No one in Nobbern knows this, but before she kept track of BarterBucks, Banker Berniece was an accountant for CornVivia. She prided herself on good math and honesty. When her boss—a large fat man—pressured her to hide the fact that he was making some deals on the side, she quit and moved to a small town named Nobbern, and after Declaration Day, opened a bank that took BarterBucks. One day when I was describing her to Dad, it dawned on him that she was the woman who used to sign his paychecks, and who quit rather than do the Fat Man’s dirty work. That’s when he realized she could be the trigger of the dead man’s switch.
Berniece doesn’t know what is in the two safety deposit boxes I set up during my unusual visit. She only knows that I left both keys with her, and if she gets the signal from me, or if Toad or Toby walks in without me and says they’re looking for the Fat Man, or if a month passes without a personal visit from me (just so the Fat Man and Lettuce Face don’t decide to squash me like a bug), she is to open the box with the smaller number on it. Inside she will find a set of instructions on how to contact the three different groups Dad mentioned when we were in the white room. She will deliver the message, and not long after that, someone will ask Freda for a corncob pipe, a new customer will ask Magic Mike for a cross-eyed corny gift, and a third person will enter the bank and ask how many BarterBucks a test tube costs. She’ll open the second box and find the pencil case with the test tube inside.
After that, even Dad isn’t sure what will happen, but whatever it is, it’ll turn loose big trouble for Lettuce Face and the Fat Man. They’ll do pretty much anything to be sure it never happens—including taking extra-special care that nothing bad happens to me and my family.
And of course the fourth tube is in the cellar beneath the slate, just in case.
It’s been hard for me to understand everything that has happened, but I keep working on it. It must be even harder for Ma and Dad to understand my decision—how I could want to come back to this life of GreyDevils and junk hauling and sleeping in an abandoned old car on a hill when I could have everything neat and clean and safe and be with my family. At least I get to see them and talk to them on the little screen, and during the last URCorn harvest I hitched a ride with a cornvoy driver and visited them in the white room. Dookie is on a medicine that has helped his seizures, but Ma and Dad haven’t given him the Activax, and I don’t know if they ever will. Dad looks healthy and happy, and he says he’s been given his own science lab again, but now he only works on his own projects.

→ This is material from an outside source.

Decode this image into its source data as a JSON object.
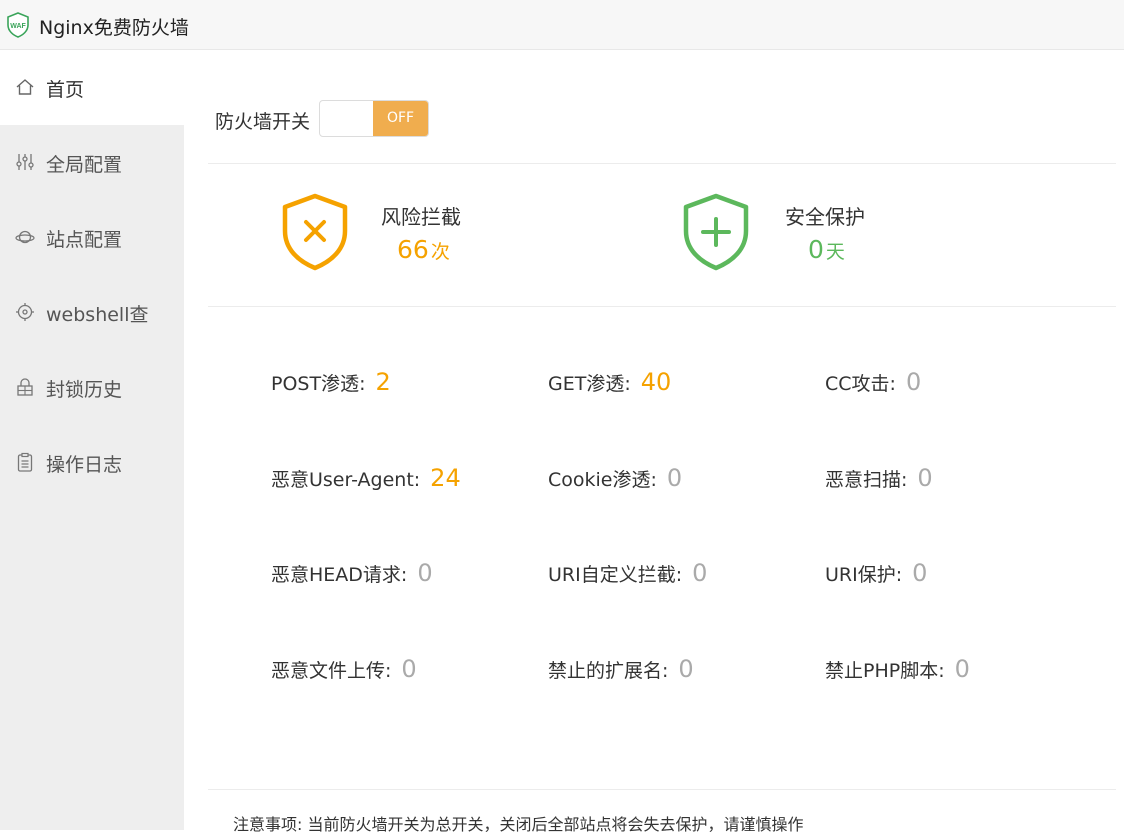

And Ma? I was so angry with her that day in the white room. And I meant that anger. I was mad all the way from my steel-toed boots to my ratty hair. But back on Skullduggery Ridge, the very first time I pulled out The Complete Poems of Emily Dickinson and saw Emily’s lonely silhouette on the cover, it reminded me how hard Ma worked to keep our family together all those OutBubble years, and how many times I wished with all my heart I could give her something better. I suppose we could argue about what the word better really means, but Ma . . . well, the last time I saw Ma she looked contented, and that’s good enough for me.
I know this story isn’t over. I know that the Fat Man and Lettuce Face aren’t going to let this thing be forever. There are battles ahead that will make the GreyDevils look like two kids tickling each other. And there are so many unanswered questions: How is CornVivia getting the whole world hooked on URCorn? Are they dropping Activax from helicopters or putting it in the water? Where did the GreyDevils come from? What are the GreyDevils? Do the Juice Cruisers do more than just make PartsWash? And what about the people UnderBubble? I’ve still never been under and seen anything other than the inside of a white room and the top of one puny little dome. What’s really going on in there? I’m not sure, but I’m willing to bet it’s not all volleyball and ice cream cones.